I thought this statement was a bit untrue though:

"Attorneys for ICE and the Department of Justice maintain that the students
should have known it was not a legitimate university because it did not have
classes in a physical location."

There are online universities that are accredited as far as I know, but most
of them are for-profit schools and heard some of their credits aren't
transferable. Chances are if you watch television, you've seen commercials for
some of them. Some of them will accept almost anyone though, no test scores
just to get your student aid funding, such as your pell grant. I know also
some were reported to aggressive target Veterans for their GI bill money. Not
sure if people see these schools are legit, but probably teaching similar
brick and mortar curriculum.

Some of these schools also have brick and mortar campuses, offering fully
online programs and some programs are a mix of online and in-classroom, for
example, nursing schools. So some online schools for sure are doing shady
things, but I wouldn't discredit a school only because it's online. However
you should really do your research and look into the accreditation, job stats
but even then those are useless as you could go to college for engineering but
if you got a job after flipping burgers you count as getting a job even if not
in your field, reviews, etc. Being able to not transfer credits would also be
a turn off if other schools aren't willing to accept.

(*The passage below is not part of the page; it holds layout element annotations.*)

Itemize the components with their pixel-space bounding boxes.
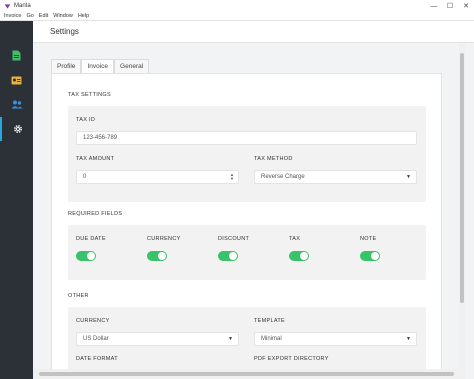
horizontal-scroll-thumb[interactable]	[39, 372, 454, 376]
title-bar: Manta — ☐ ✕	[0, 0, 474, 12]
due-date-label: DUE DATE	[76, 236, 106, 242]
tax-amount-value: 0	[83, 174, 87, 180]
app-logo-icon	[4, 3, 11, 9]
menu-window[interactable]: Window	[53, 13, 73, 19]
invoice-icon	[12, 50, 21, 60]
sidebar-item-settings[interactable]	[0, 117, 33, 141]
discount-toggle[interactable]	[218, 251, 238, 261]
sidebar-item-users[interactable]	[0, 92, 33, 116]
sidebar	[0, 21, 33, 379]
template-value: Minimal	[261, 336, 282, 342]
due-date-toggle[interactable]	[76, 251, 96, 261]
close-button[interactable]: ✕	[458, 0, 474, 12]
tab-profile[interactable]: Profile	[51, 59, 82, 73]
chevron-down-icon: ▼	[406, 336, 411, 342]
tax-amount-stepper[interactable]: ▲ ▼	[230, 173, 234, 181]
maximize-button[interactable]: ☐	[442, 0, 458, 12]
currency-required-label: CURRENCY	[147, 236, 181, 242]
horizontal-scrollbar[interactable]	[33, 369, 465, 379]
currency-label: CURRENCY	[76, 318, 110, 324]
menu-go[interactable]: Go	[26, 13, 33, 19]
note-label: NOTE	[360, 236, 377, 242]
currency-select[interactable]: US Dollar ▼	[76, 332, 239, 346]
currency-toggle[interactable]	[147, 251, 167, 261]
required-fields-box: DUE DATE CURRENCY DISCOUNT TAX NOTE	[68, 225, 426, 280]
tax-amount-label: TAX AMOUNT	[76, 156, 115, 162]
users-icon	[11, 100, 22, 108]
gear-icon	[13, 124, 22, 134]
tax-id-input[interactable]: 123-456-789	[76, 131, 417, 145]
tax-method-value: Reverse Charge	[261, 174, 305, 180]
template-select[interactable]: Minimal ▼	[254, 332, 417, 346]
window-title: Manta	[14, 3, 31, 9]
page-header: Settings	[33, 21, 474, 43]
vertical-scroll-thumb[interactable]	[460, 53, 464, 303]
tab-general[interactable]: General	[114, 59, 150, 73]
tax-method-label: TAX METHOD	[254, 156, 293, 162]
pdf-export-directory-label: PDF EXPORT DIRECTORY	[254, 356, 329, 362]
tax-label: TAX	[289, 236, 301, 242]
discount-label: DISCOUNT	[218, 236, 250, 242]
tab-invoice[interactable]: Invoice	[81, 59, 115, 73]
required-fields-heading: REQUIRED FIELDS	[68, 211, 123, 217]
tax-settings-box: TAX ID 123-456-789 TAX AMOUNT 0 ▲ ▼ TAX M…	[68, 106, 426, 202]
other-heading: OTHER	[68, 293, 89, 299]
other-box: CURRENCY US Dollar ▼ TEMPLATE Minimal ▼ …	[68, 307, 426, 374]
date-format-label: DATE FORMAT	[76, 356, 118, 362]
minimize-button[interactable]: —	[426, 0, 442, 12]
vertical-scrollbar[interactable]	[459, 43, 465, 369]
menu-help[interactable]: Help	[78, 13, 89, 19]
template-label: TEMPLATE	[254, 318, 286, 324]
tax-toggle[interactable]	[289, 251, 309, 261]
sidebar-item-invoices[interactable]	[0, 43, 33, 67]
tax-amount-input[interactable]: 0 ▲ ▼	[76, 170, 239, 184]
menu-invoice[interactable]: Invoice	[4, 13, 21, 19]
page-title: Settings	[50, 27, 79, 36]
chevron-down-icon: ▼	[228, 336, 233, 342]
contacts-card-icon	[11, 76, 22, 84]
sidebar-item-contacts[interactable]	[0, 68, 33, 92]
menu-bar: Invoice Go Edit Window Help	[0, 12, 474, 21]
invoice-settings-panel: TAX SETTINGS TAX ID 123-456-789 TAX AMOU…	[51, 73, 442, 374]
tax-method-select[interactable]: Reverse Charge ▼	[254, 170, 417, 184]
settings-tabs: Profile Invoice General	[51, 59, 150, 73]
note-toggle[interactable]	[360, 251, 380, 261]
chevron-down-icon: ▼	[406, 174, 411, 180]
tax-settings-heading: TAX SETTINGS	[68, 92, 111, 98]
menu-edit[interactable]: Edit	[39, 13, 48, 19]
currency-value: US Dollar	[83, 336, 109, 342]
tax-id-label: TAX ID	[76, 117, 96, 123]
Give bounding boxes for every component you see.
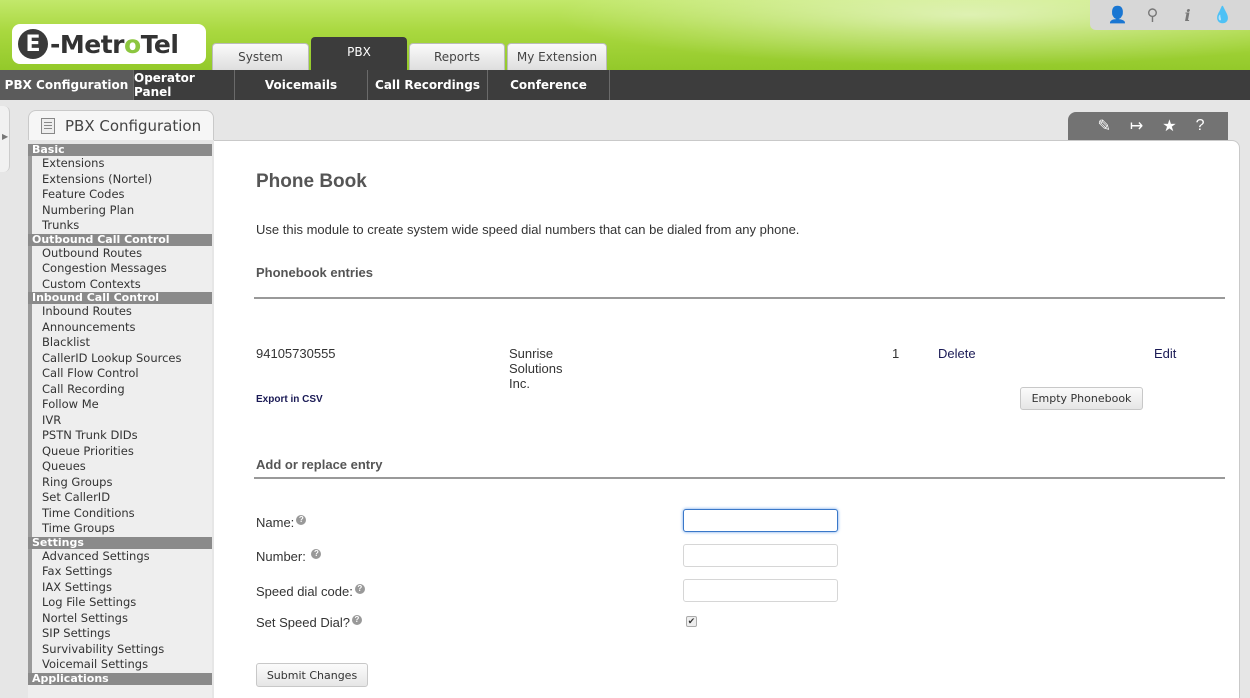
tab-system[interactable]: System bbox=[212, 43, 309, 70]
sidebar-item[interactable]: Outbound Routes bbox=[28, 245, 212, 261]
sidebar-item[interactable]: SIP Settings bbox=[28, 626, 212, 642]
logo: E -MetroTel bbox=[12, 24, 206, 64]
tab-pbx[interactable]: PBX bbox=[311, 37, 407, 70]
sidebar-item[interactable]: Fax Settings bbox=[28, 564, 212, 580]
module-tab: PBX Configuration bbox=[28, 110, 214, 140]
edit-icon[interactable]: ✎ bbox=[1097, 116, 1110, 136]
sidebar-item[interactable]: Feature Codes bbox=[28, 187, 212, 203]
help-icon[interactable]: ? bbox=[311, 549, 322, 559]
sidebar-item[interactable]: IVR bbox=[28, 412, 212, 428]
sidebar-item[interactable]: Blacklist bbox=[28, 335, 212, 351]
entry-speed-dial: 1 bbox=[892, 346, 900, 361]
sidebar-item[interactable]: Inbound Routes bbox=[28, 304, 212, 320]
menu-bar: PBX Configuration Operator Panel Voicema… bbox=[0, 70, 1250, 100]
header-bar: E -MetroTel 👤 ⚲ i 💧 System PBX Reports M… bbox=[0, 0, 1250, 70]
sidebar-section-heading[interactable]: Basic bbox=[28, 144, 212, 156]
sidebar-item[interactable]: Queues bbox=[28, 459, 212, 475]
sidebar-item[interactable]: Time Groups bbox=[28, 521, 212, 537]
entries-heading: Phonebook entries bbox=[256, 265, 374, 280]
form-divider bbox=[254, 477, 1225, 479]
sidebar-item[interactable]: Congestion Messages bbox=[28, 261, 212, 277]
document-icon bbox=[41, 117, 55, 134]
menu-conference[interactable]: Conference bbox=[488, 70, 610, 100]
sidebar-item[interactable]: Trunks bbox=[28, 218, 212, 234]
name-input[interactable] bbox=[683, 509, 838, 532]
entry-name: Sunrise Solutions Inc. bbox=[509, 346, 563, 391]
menu-pbx-configuration[interactable]: PBX Configuration bbox=[0, 70, 134, 100]
menu-operator-panel[interactable]: Operator Panel bbox=[134, 70, 235, 100]
delete-link[interactable]: Delete bbox=[938, 346, 976, 361]
menu-voicemails[interactable]: Voicemails bbox=[235, 70, 368, 100]
user-icon[interactable]: 👤 bbox=[1106, 5, 1130, 25]
speed-dial-label: Speed dial code:? bbox=[256, 584, 365, 599]
sidebar-item[interactable]: IAX Settings bbox=[28, 579, 212, 595]
entry-number: 94105730555 bbox=[256, 346, 336, 361]
info-icon[interactable]: i bbox=[1176, 6, 1200, 25]
sidebar-item[interactable]: Advanced Settings bbox=[28, 548, 212, 564]
sidebar-item[interactable]: CallerID Lookup Sources bbox=[28, 350, 212, 366]
submit-changes-button[interactable]: Submit Changes bbox=[256, 663, 368, 687]
sidebar-item[interactable]: Ring Groups bbox=[28, 474, 212, 490]
page-title: Phone Book bbox=[256, 171, 367, 192]
star-icon[interactable]: ★ bbox=[1162, 116, 1176, 136]
sidebar-item[interactable]: Nortel Settings bbox=[28, 610, 212, 626]
sidebar-toggle[interactable]: ▶ bbox=[0, 106, 10, 172]
sidebar-section-heading[interactable]: Settings bbox=[28, 536, 212, 549]
export-csv-link[interactable]: Export in CSV bbox=[256, 394, 323, 405]
sidebar-item[interactable]: Time Conditions bbox=[28, 505, 212, 521]
sidebar-item[interactable]: Queue Priorities bbox=[28, 443, 212, 459]
sidebar-item[interactable]: Log File Settings bbox=[28, 595, 212, 611]
form-heading: Add or replace entry bbox=[256, 457, 383, 472]
number-label: Number: ? bbox=[256, 549, 322, 564]
set-speed-dial-checkbox[interactable]: ✔ bbox=[686, 616, 697, 627]
name-label: Name:? bbox=[256, 515, 307, 530]
main-tabs: System PBX Reports My Extension bbox=[212, 37, 609, 70]
edit-link[interactable]: Edit bbox=[1154, 346, 1176, 361]
sidebar-section-heading[interactable]: Applications bbox=[28, 672, 212, 685]
export-arrow-icon[interactable]: ↦ bbox=[1130, 116, 1143, 136]
sidebar-item[interactable]: Call Flow Control bbox=[28, 366, 212, 382]
sidebar-item[interactable]: Survivability Settings bbox=[28, 641, 212, 657]
drop-icon[interactable]: 💧 bbox=[1211, 5, 1235, 25]
sidebar-item[interactable]: Call Recording bbox=[28, 381, 212, 397]
help-icon[interactable]: ? bbox=[351, 615, 362, 625]
menu-call-recordings[interactable]: Call Recordings bbox=[368, 70, 488, 100]
empty-phonebook-button[interactable]: Empty Phonebook bbox=[1020, 387, 1143, 410]
sidebar-item[interactable]: Custom Contexts bbox=[28, 276, 212, 292]
sidebar-item[interactable]: Numbering Plan bbox=[28, 202, 212, 218]
logo-e-icon: E bbox=[18, 29, 48, 59]
module-toolbar: ✎ ↦ ★ ? bbox=[1068, 112, 1228, 140]
sidebar-item[interactable]: Voicemail Settings bbox=[28, 657, 212, 673]
search-icon[interactable]: ⚲ bbox=[1141, 5, 1165, 25]
help-icon[interactable]: ? bbox=[1196, 117, 1205, 135]
sidebar-item[interactable]: PSTN Trunk DIDs bbox=[28, 428, 212, 444]
tab-my-extension[interactable]: My Extension bbox=[507, 43, 607, 70]
sidebar-item[interactable]: Set CallerID bbox=[28, 490, 212, 506]
sidebar: Basic Extensions Extensions (Nortel) Featur… bbox=[28, 144, 212, 698]
help-icon[interactable]: ? bbox=[296, 515, 307, 525]
sidebar-item[interactable]: Extensions bbox=[28, 156, 212, 172]
speed-dial-input[interactable] bbox=[683, 579, 838, 602]
expand-arrow-icon: ▶ bbox=[2, 132, 9, 141]
page-description: Use this module to create system wide sp… bbox=[256, 222, 800, 237]
sidebar-item[interactable]: Extensions (Nortel) bbox=[28, 171, 212, 187]
entries-divider bbox=[254, 297, 1225, 299]
number-input[interactable] bbox=[683, 544, 838, 567]
logo-text: -MetroTel bbox=[50, 29, 179, 59]
sidebar-item[interactable]: Follow Me bbox=[28, 397, 212, 413]
sidebar-section-heading[interactable]: Outbound Call Control bbox=[28, 233, 212, 246]
tab-reports[interactable]: Reports bbox=[409, 43, 505, 70]
sidebar-section-heading[interactable]: Inbound Call Control bbox=[28, 292, 212, 304]
sidebar-item[interactable]: Announcements bbox=[28, 319, 212, 335]
set-speed-dial-label: Set Speed Dial?? bbox=[256, 615, 362, 630]
module-tab-label: PBX Configuration bbox=[65, 116, 202, 135]
help-icon[interactable]: ? bbox=[354, 584, 365, 594]
top-icon-bar: 👤 ⚲ i 💧 bbox=[1090, 0, 1250, 30]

I think online schools should be a option and hope they improve over time and
flexible. Maybe you are a stay at home mom, so while you aren't helping your
children you can be working on your degree. Maybe you got a degree already,
and wanted to advance in your company. So you decide to go back to school and
get your MBA so your organization will value you more, then in your spare time
and weekends you could be earning your MBA. I was interviewing with a company
that made software for set top boxes, she seen my Github and said she really
liked me, and thought I had a lot of fire in me but said couldn't move any
further because not having college. Plus I had a vision to reinvent TV, I
shared about on blogs/social media. This was 2012, but a lot of those same
ideas such as the Cloud DVR are incorporated into real products now. So some
companies don't care about your skills 100%. Looked up the company, looks like
last year they went bankrupt. Seems like they were mostly just contracting for
cable companies.

However, if you are a foreign student from India, I don't see why you'd need
to come to the US when you can do the same programs online.